Parquet¶

Parquet is a column-oriented file format that provides more structure than HDF5. While this is extremely beneficial, it does have some limitations within Arkouda at this time due to the requirement that columns have equal sizes.

We are currently working on providing functionality that eliminates these limitations in order to support more data types being saved to Parquet.

More information on Parquet can be found here.

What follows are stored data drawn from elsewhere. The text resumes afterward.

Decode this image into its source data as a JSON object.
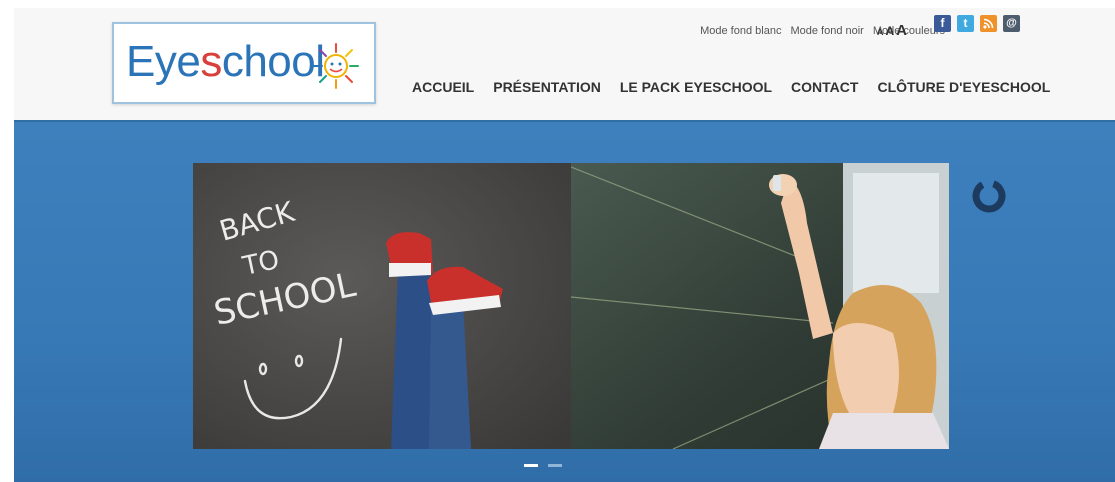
{
  "logo": {
    "text_pre": "Eye",
    "text_s": "s",
    "text_post": "chool"
  },
  "display_modes": [
    "Mode fond blanc",
    "Mode fond noir",
    "Mode couleurs"
  ],
  "font_sizes": [
    "A",
    "A",
    "A"
  ],
  "social": [
    {
      "icon": "facebook-icon",
      "glyph": "f"
    },
    {
      "icon": "twitter-icon",
      "glyph": "t"
    },
    {
      "icon": "rss-icon",
      "glyph": ")"
    },
    {
      "icon": "email-icon",
      "glyph": "@"
    }
  ],
  "nav": {
    "items": [
      "ACCUEIL",
      "PRÉSENTATION",
      "LE PACK EYESCHOOL",
      "CONTACT",
      "CLÔTURE D'EYESCHOOL"
    ]
  },
  "slider": {
    "chalk_lines": [
      "BACK",
      "TO",
      "SCHOOL"
    ],
    "active_index": 0,
    "total_slides": 2
  },
  "colors": {
    "brand_blue": "#2a74b7",
    "banner_blue": "#3779b6",
    "logo_accent": "#d8403b"
  }
}
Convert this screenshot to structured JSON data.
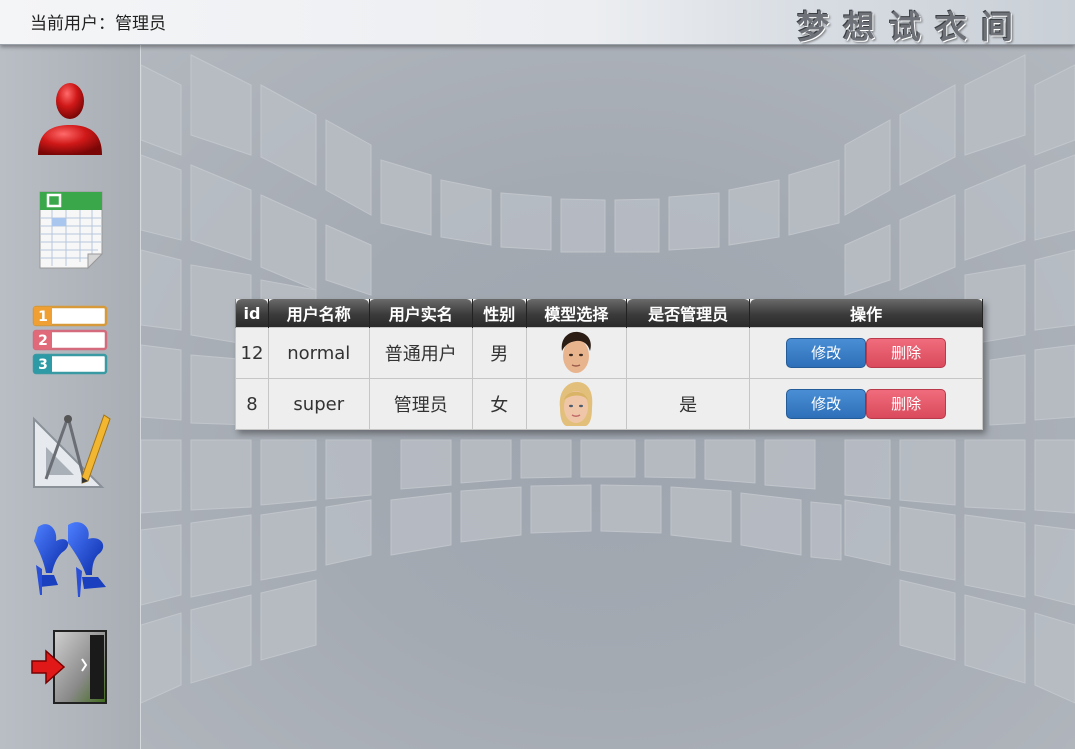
{
  "header": {
    "current_user_text": "当前用户：管理员",
    "brand_text": "梦想试衣间"
  },
  "sidebar": {
    "items": [
      {
        "icon": "user-icon"
      },
      {
        "icon": "spreadsheet-icon"
      },
      {
        "icon": "numbered-list-icon"
      },
      {
        "icon": "drafting-tools-icon"
      },
      {
        "icon": "high-heels-icon"
      },
      {
        "icon": "logout-icon"
      }
    ]
  },
  "table": {
    "headers": [
      "id",
      "用户名称",
      "用户实名",
      "性别",
      "模型选择",
      "是否管理员",
      "操作"
    ],
    "rows": [
      {
        "id": "12",
        "username": "normal",
        "realname": "普通用户",
        "gender": "男",
        "model": "male-face",
        "is_admin": "",
        "edit_label": "修改",
        "delete_label": "删除"
      },
      {
        "id": "8",
        "username": "super",
        "realname": "管理员",
        "gender": "女",
        "model": "female-face",
        "is_admin": "是",
        "edit_label": "修改",
        "delete_label": "删除"
      }
    ]
  },
  "colors": {
    "edit_button": "#3a7cc6",
    "delete_button": "#e25a6b",
    "header_cell": "#3b3b3b"
  }
}
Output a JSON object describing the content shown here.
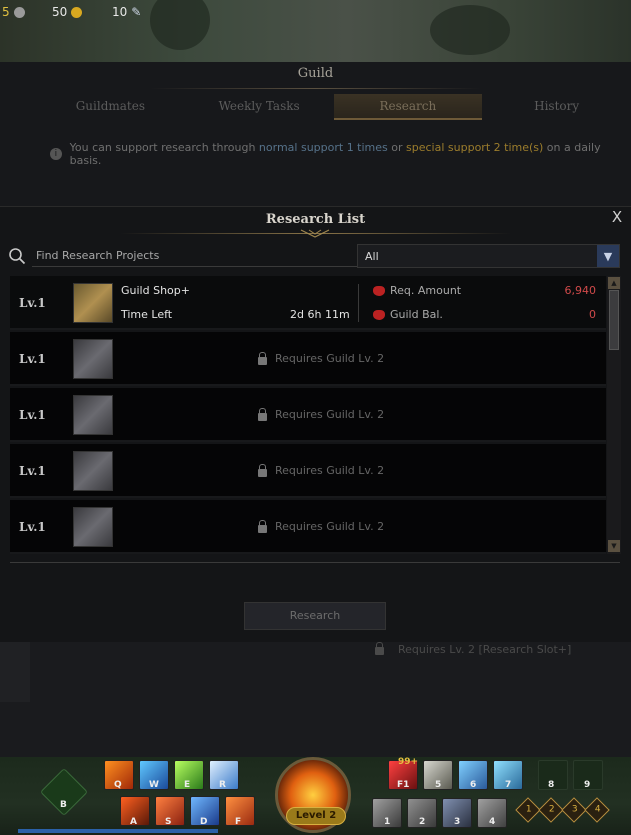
{
  "currency": [
    {
      "amount": "5",
      "icon": "silver-coin-icon",
      "color": "#9a9a9a"
    },
    {
      "amount": "50",
      "icon": "gold-coin-icon",
      "color": "#d8a820"
    },
    {
      "amount": "10",
      "icon": "feather-icon",
      "color": "#cfd8e8"
    }
  ],
  "guild": {
    "title": "Guild",
    "tabs": [
      "Guildmates",
      "Weekly Tasks",
      "Research",
      "History"
    ],
    "active_tab": "Research",
    "info": {
      "prefix": "You can support research through ",
      "normal": "normal support 1 times",
      "mid": " or ",
      "special": "special support 2 time(s)",
      "suffix": " on a daily basis."
    }
  },
  "research_list": {
    "title": "Research List",
    "close_label": "X",
    "search": {
      "placeholder": "Find Research Projects",
      "value": ""
    },
    "filter": {
      "selected": "All"
    },
    "items": [
      {
        "level": "Lv.1",
        "name": "Guild Shop+",
        "time_left_label": "Time Left",
        "time_left": "2d 6h 11m",
        "req_amount_label": "Req. Amount",
        "req_amount": "6,940",
        "guild_bal_label": "Guild Bal.",
        "guild_bal": "0"
      },
      {
        "level": "Lv.1",
        "locked_text": "Requires Guild Lv. 2"
      },
      {
        "level": "Lv.1",
        "locked_text": "Requires Guild Lv. 2"
      },
      {
        "level": "Lv.1",
        "locked_text": "Requires Guild Lv. 2"
      },
      {
        "level": "Lv.1",
        "locked_text": "Requires Guild Lv. 2"
      }
    ],
    "research_button": "Research"
  },
  "below_note": "Requires Lv. 2 [Research Slot+]",
  "hotbar": {
    "skills_top_keys": [
      "Q",
      "W",
      "E",
      "R"
    ],
    "skills_bottom_keys": [
      "A",
      "S",
      "D",
      "F"
    ],
    "item_keys": [
      "F1",
      "5",
      "6",
      "7",
      "8",
      "9"
    ],
    "item_bottom_keys": [
      "1",
      "2",
      "3",
      "4"
    ],
    "potion_count": "99+",
    "level_label": "Level 2",
    "gem_labels": [
      "1",
      "2",
      "3",
      "4"
    ],
    "b_key": "B"
  }
}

Supported Arkouda Data Types¶

pdarray
Index
DataFrame
Strings
SegArray
- Strings values are only supported in the single instance case. Track updates on support when writing multiple columns here

Compression¶

Parquet supports 5 compression types:

Snappy
GZip
Brotli
ZSTD
LZ4

Data can also be saved using no compression. Arkouda now supports writting Parquet files with all compression types supported by Parquet.

Supported Write Modes¶

Truncate

When writing to Parquet in truncate mode, any existing Parquet file with the same name will be overwritten. If no file exists, one will be created. If writing multiple objects, all corresponding columns will be written to the Paruqet file at once.

Append

When writting to Parquet in append mode, all datasets will be appended to the file. If no file with the supplied name exists, one will be created. If any datasets being written have a name that is already the name of a dataset within the file, an error will be generated. Append is not supported for SegArray objects.

Please Note: appending to a Parquet file is not natively support and is extremely ineffiecent. It is recommended to read the file out and call arkouda.pandas.io.to_parquet on the output with the additional columns added and then writting in truncate mode.

API Reference¶

pdarray¶

arkouda.pdarray.to_parquet()
arkouda.pdarray.save()

Index¶

arkouda.Index.to_parquet()
arkouda.Index.save()

DataFrame¶

arkouda.DataFrame.to_parquet()
arkouda.DataFrame.save()
arkouda.DataFrame.load()

Strings¶

arkouda.numpy.Strings.to_parquet()
arkouda.numpy.Strings.save()

SegArray¶

arkouda.numpy.SegArray.to_parquet()

Categorical¶

Categorical objects cannot currently be written to Parquet Files. This is due to the fact that the components of Categoricals can have different sizes.